Runnig Nextflow Chipseq

Hi everyone! My name is Taimor I am a bionformatics RA at BCH. I am trying to run Nextflow chipseq pipeline for some of the researchers in my lab and am encountering some issuses. Currently the error i’m getting is related to the sample sheet i don’t understand how to make it. I’m currently using,

(env_nf) **\[**\~/Nextflow**\]**

taimor**@**RDT01154 $ cat chengxin_samplesheet.csv
sample,fastq_1,fastq_2,replicate,antibody,control,control_replicate
WT_BCATENIN_IP,/storage2/researchers/chengxian/ChIP_seq/AltN468/trimmed_fastq/CXL1239_R1.trimmed.fastq.gz,,1,BCATENIN,WT_INPUT,1
WT_BCATENIN_IP,/storage2/researchers/chengxian/ChIP_seq/AltN468/trimmed_fastq/CXL1239_R2.trimmed.fastq.gz,,2,BCATENIN,WT_INPUT,2

and the error i get is,

Command output:

  ERROR: Please check samplesheet -> Control identifier and replicate has to match a provided sample identifier and replicate!

  Control: 'WT_INPUT_REP1'

Command error:

  WARNING: Skipping mount /usr/local/var/singularity/mnt/session/etc/resolv.conf \[files\]: /etc/resolv.conf doesn't exist in container

  ERROR: Please check samplesheet -> Control identifier and replicate has to match a provided sample identifier and replicate!

  Control: 'WT_INPUT_REP1'

The exact command i run is,

nextflow run nf-core/chipseq \\
    -profile singularity \\
    --input chengxin_samplesheet.csv \\
    --outdir chengxin_out \\
    --fasta /storage/genomes/mm9_AJ851868ins/mm9_AJ851868ins.fa \\
    --gtf /storage/genomes/mm9_AJ851868ins/annotation/genes.mm9_AJ851868ins.gtf \\
    --read_length 100 \\
    --save_reference

I am new to this as this is my 1st time any help would be appreciated!

best,

Taimor

Hi @Taimor_Williams,

Firstly, welcome to Nextflow and welcome to the communtiy!

The key is this line:

ERROR: Please check samplesheet -> Control identifier and replicate has to match a provided sample identifier and replicate!

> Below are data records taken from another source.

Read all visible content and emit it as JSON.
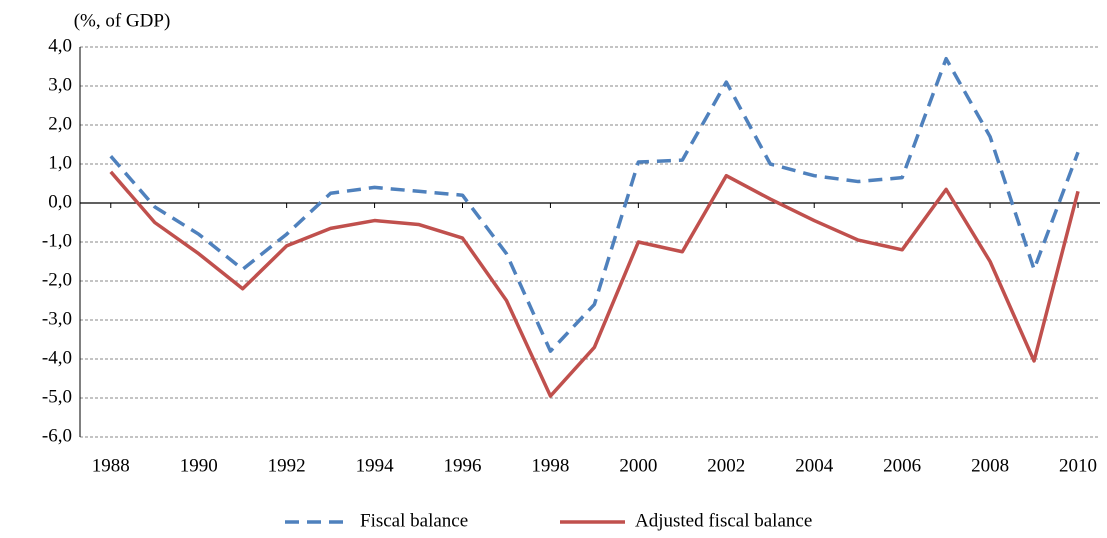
{
  "chart_data": {
    "type": "line",
    "y_unit_label": "(%, of GDP)",
    "x": [
      1988,
      1989,
      1990,
      1991,
      1992,
      1993,
      1994,
      1995,
      1996,
      1997,
      1998,
      1999,
      2000,
      2001,
      2002,
      2003,
      2004,
      2005,
      2006,
      2007,
      2008,
      2009,
      2010
    ],
    "series": [
      {
        "name": "Fiscal balance",
        "color": "#4f81bd",
        "dashed": true,
        "values": [
          1.2,
          -0.1,
          -0.8,
          -1.7,
          -0.8,
          0.25,
          0.4,
          0.3,
          0.2,
          -1.3,
          -3.8,
          -2.6,
          1.05,
          1.1,
          3.1,
          1.0,
          0.7,
          0.55,
          0.65,
          3.7,
          1.7,
          -1.7,
          1.3
        ]
      },
      {
        "name": "Adjusted fiscal balance",
        "color": "#c0504d",
        "dashed": false,
        "values": [
          0.8,
          -0.5,
          -1.3,
          -2.2,
          -1.1,
          -0.65,
          -0.45,
          -0.55,
          -0.9,
          -2.5,
          -4.95,
          -3.7,
          -1.0,
          -1.25,
          0.7,
          0.1,
          -0.45,
          -0.95,
          -1.2,
          0.35,
          -1.5,
          -4.05,
          0.3
        ]
      }
    ],
    "xlim": [
      1987.3,
      2010.5
    ],
    "xticks": [
      1988,
      1990,
      1992,
      1994,
      1996,
      1998,
      2000,
      2002,
      2004,
      2006,
      2008,
      2010
    ],
    "ylim": [
      -6,
      4
    ],
    "yticks": [
      {
        "value": 4,
        "label": "4,0"
      },
      {
        "value": 3,
        "label": "3,0"
      },
      {
        "value": 2,
        "label": "2,0"
      },
      {
        "value": 1,
        "label": "1,0"
      },
      {
        "value": 0,
        "label": "0,0"
      },
      {
        "value": -1,
        "label": "-1,0"
      },
      {
        "value": -2,
        "label": "-2,0"
      },
      {
        "value": -3,
        "label": "-3,0"
      },
      {
        "value": -4,
        "label": "-4,0"
      },
      {
        "value": -5,
        "label": "-5,0"
      },
      {
        "value": -6,
        "label": "-6,0"
      }
    ],
    "grid": true,
    "legend": "bottom"
  }
}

If you check the sample sheet headers, you can see that the sample identifier is the first column, then the control identifiers and replicate are the last two:

sample,fastq_1,fastq_2,replicate,antibody,control,control_replicate

Your sample IDs are WT_BCATENIN_IP and your control is WT_INPUT, with control replicate 1 and 2. The latter two don’t match any sample identifiers, so it’s throwing an error.

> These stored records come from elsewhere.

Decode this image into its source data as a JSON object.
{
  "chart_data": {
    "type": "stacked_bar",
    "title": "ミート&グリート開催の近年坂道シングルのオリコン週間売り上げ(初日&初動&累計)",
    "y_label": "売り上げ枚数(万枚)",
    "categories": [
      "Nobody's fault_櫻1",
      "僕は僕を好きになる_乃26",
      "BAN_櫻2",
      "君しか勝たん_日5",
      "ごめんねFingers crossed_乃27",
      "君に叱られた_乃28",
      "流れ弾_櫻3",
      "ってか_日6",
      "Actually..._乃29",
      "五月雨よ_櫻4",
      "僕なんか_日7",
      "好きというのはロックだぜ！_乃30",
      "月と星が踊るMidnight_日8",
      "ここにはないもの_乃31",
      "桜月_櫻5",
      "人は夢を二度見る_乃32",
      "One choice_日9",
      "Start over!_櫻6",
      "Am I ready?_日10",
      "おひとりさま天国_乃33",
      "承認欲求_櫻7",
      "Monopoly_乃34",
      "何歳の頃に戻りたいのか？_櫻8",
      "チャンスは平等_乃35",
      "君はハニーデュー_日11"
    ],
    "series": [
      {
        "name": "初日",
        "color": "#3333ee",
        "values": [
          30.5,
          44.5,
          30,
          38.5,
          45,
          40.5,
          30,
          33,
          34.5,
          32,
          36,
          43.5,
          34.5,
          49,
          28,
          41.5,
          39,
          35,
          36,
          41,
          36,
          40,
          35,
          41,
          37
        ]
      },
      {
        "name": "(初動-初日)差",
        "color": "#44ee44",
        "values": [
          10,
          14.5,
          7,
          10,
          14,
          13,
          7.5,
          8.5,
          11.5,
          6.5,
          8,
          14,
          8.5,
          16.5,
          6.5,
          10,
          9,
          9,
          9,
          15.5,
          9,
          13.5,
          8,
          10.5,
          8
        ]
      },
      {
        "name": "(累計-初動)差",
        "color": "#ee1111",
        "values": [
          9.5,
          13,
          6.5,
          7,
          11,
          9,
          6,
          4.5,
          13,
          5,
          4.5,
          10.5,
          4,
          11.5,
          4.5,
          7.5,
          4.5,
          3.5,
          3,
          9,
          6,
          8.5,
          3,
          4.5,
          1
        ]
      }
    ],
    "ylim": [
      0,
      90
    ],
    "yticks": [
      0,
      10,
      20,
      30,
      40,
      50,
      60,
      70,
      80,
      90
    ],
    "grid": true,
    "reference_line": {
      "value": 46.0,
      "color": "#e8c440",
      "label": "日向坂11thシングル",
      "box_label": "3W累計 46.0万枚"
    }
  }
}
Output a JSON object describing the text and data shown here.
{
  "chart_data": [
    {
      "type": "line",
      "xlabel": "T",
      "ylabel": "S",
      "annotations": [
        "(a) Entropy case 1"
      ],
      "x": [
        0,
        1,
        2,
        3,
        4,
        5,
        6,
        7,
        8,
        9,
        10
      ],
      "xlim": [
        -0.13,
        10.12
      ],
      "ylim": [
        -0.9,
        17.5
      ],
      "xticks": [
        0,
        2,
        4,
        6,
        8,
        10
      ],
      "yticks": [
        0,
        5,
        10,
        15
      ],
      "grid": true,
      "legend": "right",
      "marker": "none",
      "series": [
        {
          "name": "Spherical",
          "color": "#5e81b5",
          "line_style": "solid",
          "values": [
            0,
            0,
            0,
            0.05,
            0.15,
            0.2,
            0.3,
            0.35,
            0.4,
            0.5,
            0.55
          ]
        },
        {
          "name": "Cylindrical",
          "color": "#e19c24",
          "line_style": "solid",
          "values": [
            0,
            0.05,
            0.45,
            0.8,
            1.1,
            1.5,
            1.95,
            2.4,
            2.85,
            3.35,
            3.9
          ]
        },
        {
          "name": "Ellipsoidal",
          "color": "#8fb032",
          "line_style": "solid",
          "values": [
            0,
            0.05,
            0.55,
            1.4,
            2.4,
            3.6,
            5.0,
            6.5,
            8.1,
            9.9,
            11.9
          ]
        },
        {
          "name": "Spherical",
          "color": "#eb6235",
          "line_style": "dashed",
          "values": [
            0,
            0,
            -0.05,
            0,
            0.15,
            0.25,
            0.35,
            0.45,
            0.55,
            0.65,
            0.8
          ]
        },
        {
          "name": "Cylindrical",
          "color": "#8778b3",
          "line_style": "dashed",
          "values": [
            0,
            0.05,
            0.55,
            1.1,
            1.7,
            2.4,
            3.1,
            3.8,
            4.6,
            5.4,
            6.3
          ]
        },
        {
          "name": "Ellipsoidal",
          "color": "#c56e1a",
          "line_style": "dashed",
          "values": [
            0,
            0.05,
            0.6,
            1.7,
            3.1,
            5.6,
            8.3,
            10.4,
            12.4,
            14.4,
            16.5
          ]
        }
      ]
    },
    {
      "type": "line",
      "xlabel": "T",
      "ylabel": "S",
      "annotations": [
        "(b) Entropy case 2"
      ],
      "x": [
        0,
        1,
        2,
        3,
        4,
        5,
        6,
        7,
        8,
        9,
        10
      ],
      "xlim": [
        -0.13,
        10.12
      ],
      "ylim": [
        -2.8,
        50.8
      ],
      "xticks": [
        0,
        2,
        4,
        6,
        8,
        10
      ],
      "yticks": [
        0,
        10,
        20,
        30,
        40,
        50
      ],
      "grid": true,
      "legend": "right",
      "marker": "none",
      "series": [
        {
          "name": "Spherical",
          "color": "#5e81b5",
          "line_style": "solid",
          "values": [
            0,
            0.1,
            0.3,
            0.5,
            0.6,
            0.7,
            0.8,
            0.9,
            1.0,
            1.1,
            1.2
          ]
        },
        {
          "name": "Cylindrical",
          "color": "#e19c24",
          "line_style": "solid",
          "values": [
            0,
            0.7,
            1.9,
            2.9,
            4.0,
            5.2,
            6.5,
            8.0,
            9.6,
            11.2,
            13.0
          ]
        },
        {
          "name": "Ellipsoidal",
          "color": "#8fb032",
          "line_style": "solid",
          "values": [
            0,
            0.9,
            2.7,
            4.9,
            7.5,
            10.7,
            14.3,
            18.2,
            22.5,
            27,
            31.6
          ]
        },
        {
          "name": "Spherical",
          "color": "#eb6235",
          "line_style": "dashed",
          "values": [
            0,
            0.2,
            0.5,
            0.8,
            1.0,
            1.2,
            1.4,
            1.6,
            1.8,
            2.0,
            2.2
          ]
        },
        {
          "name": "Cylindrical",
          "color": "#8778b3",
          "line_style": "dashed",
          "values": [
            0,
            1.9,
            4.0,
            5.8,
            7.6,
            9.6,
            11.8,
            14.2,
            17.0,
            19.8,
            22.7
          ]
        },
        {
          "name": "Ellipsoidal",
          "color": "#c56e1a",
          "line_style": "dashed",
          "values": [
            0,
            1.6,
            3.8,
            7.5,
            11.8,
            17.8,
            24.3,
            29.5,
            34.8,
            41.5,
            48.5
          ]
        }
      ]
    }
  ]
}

I guess you’ve taken this from the nf-core/chipseq docs, however the example samplesheet there is longer:

group,fastq_1,fastq_2,replicate,antibody,control,control_replicate
WT_BCATENIN_IP,BLA203A1_S27_L006_R1_001.fastq.gz,,1,BCATENIN,WT_INPUT,1
WT_BCATENIN_IP,BLA203A25_S16_L002_R1_001.fastq.gz,,2,BCATENIN,WT_INPUT,2
WT_BCATENIN_IP,BLA203A49_S40_L001_R1_001.fastq.gz,,3,BCATENIN,WT_INPUT,3
WT_INPUT,BLA203A6_S32_L006_R1_001.fastq.gz,,1,,,
WT_INPUT,BLA203A30_S21_L002_R1_001.fastq.gz,,2,,,
WT_INPUT,BLA203A31_S21_L003_R1_001.fastq.gz,,3,,,

Note that the final 3 rows here have sample ID WT_INPUT, which matches the control identifier in the top 3 rows. That’s why it works in the example there. It throws an error for you because you truncated those rows.

I hope that makes sense! If you have more questions I’d recommend joining the nf-core Slack (Join nf-core) and finding the #chipseq channel, which is specific to this pipeline.

Cheers,

Phil

Hi Phil,

Thanks so much for the reply. I will join the slack. I am still a bit confused on how to make a sample sheet but i think its clear whats wrong. If it helps I know both are WT. Otheriwise im not sure on labels.

best,

Taimor

This topic was automatically closed 7 days after the last reply. New replies are no longer allowed.